原因は、妊娠中の体重が増えないだけではありませんが、リスクを減らすためにも適正な体重増加が望ましいと考えられるでしょう。
妊娠中の体重管理は、ママと赤ちゃんの健康を守ることにつながります。
また、赤ちゃんに必要な栄養を送るためには、何をどのように食べるのかを意識したいものです。望ましい体重増加に向けて、おさえておきたいポイントを3つご紹介します。

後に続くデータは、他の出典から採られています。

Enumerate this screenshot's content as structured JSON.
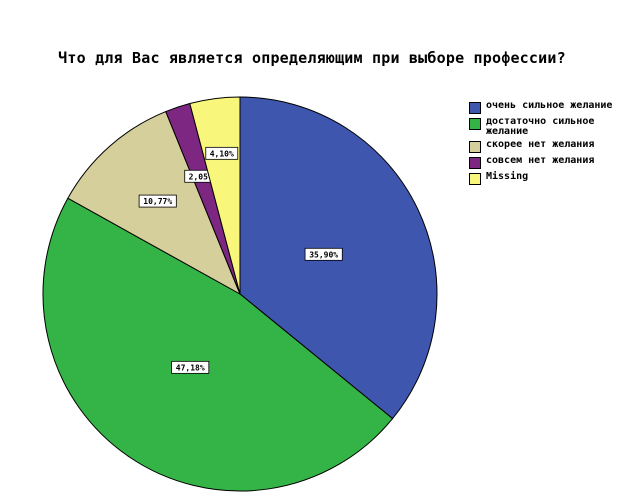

妊婦健診では体重を測りますが、自宅でも体重測定をすることがおすすめです。体重の増減によって、摂取エネルギーが適切かどうかの判断にもつながります。
体重は同じ条件で測定しましょう。着ている服の重さや、飲んだ水の重さなどが体重に影響してくるからです。
例えば、朝起きてトイレに行ったあとにパジャマ姿で、または、入浴前の服を脱いだ状態が同じ条件で測定しやすいと思います。
体に必要な栄養素はさまざまです。バランスを整えた食事をすることで、過不足なく栄養素を摂取できるといわれています。
食事の栄養バランスを整えるには、ごはんやパンなどエネルギー源となる「主食」、肉類・魚類・卵類・乳製品・大豆などタンパク源となる「主菜」、体の調子を整える野菜を使った「副菜」を揃えると良いでしょう。さらに、果物も1~2種類取り入れると、エネルギーのほか、ビタミンやミネラルも摂取できます。
主食・主菜・副菜を揃えるだけでなく、幅広い食べ物を使うことも大切です。主菜は豚肉ばかり食べていたり、特定の魚ばかりを食べたりすると、摂取できる栄養素が偏る心配があります。
また、不足しがちなカルシウムの摂取も心掛けたいもの。牛乳や乳製品、小松菜など、カルシウムを多く含む食べ物も取り入れていきましょう。
つわりが始まって体調が悪いときは、食事が喉を通らないことがあります。体重減少が著しいほか、必要な栄養が摂取できていない場合は、かかりつけ医に相談してください。
塩分の摂りすぎは、むくみや妊娠高血圧症候群の原因になる可能性があります。妊娠中は塩分を控えめにした食事を意識することが大切です。
しかし、塩分を控えると、味気なさを感じるかもしれません。味気なさを防ぐには、だしで旨味を加えたり、スパイスを加えたりすると味わい深くなりますよ。
塩分を控えた食生活は、出産後の体調管理にも役立ちます。
妊娠中の体重増加量は、妊娠前のBMIによって個人差があります。また、妊娠経過やママの体調にも個人差があります。体重増加量の目安を先述しましたが、かかりつけ医からの指導があった場合は、そちらを優先してください。そのほかにも、体重管理で心配なことがある場合は、かかりつけ医や自治体の相談窓口へ相談すると安心です。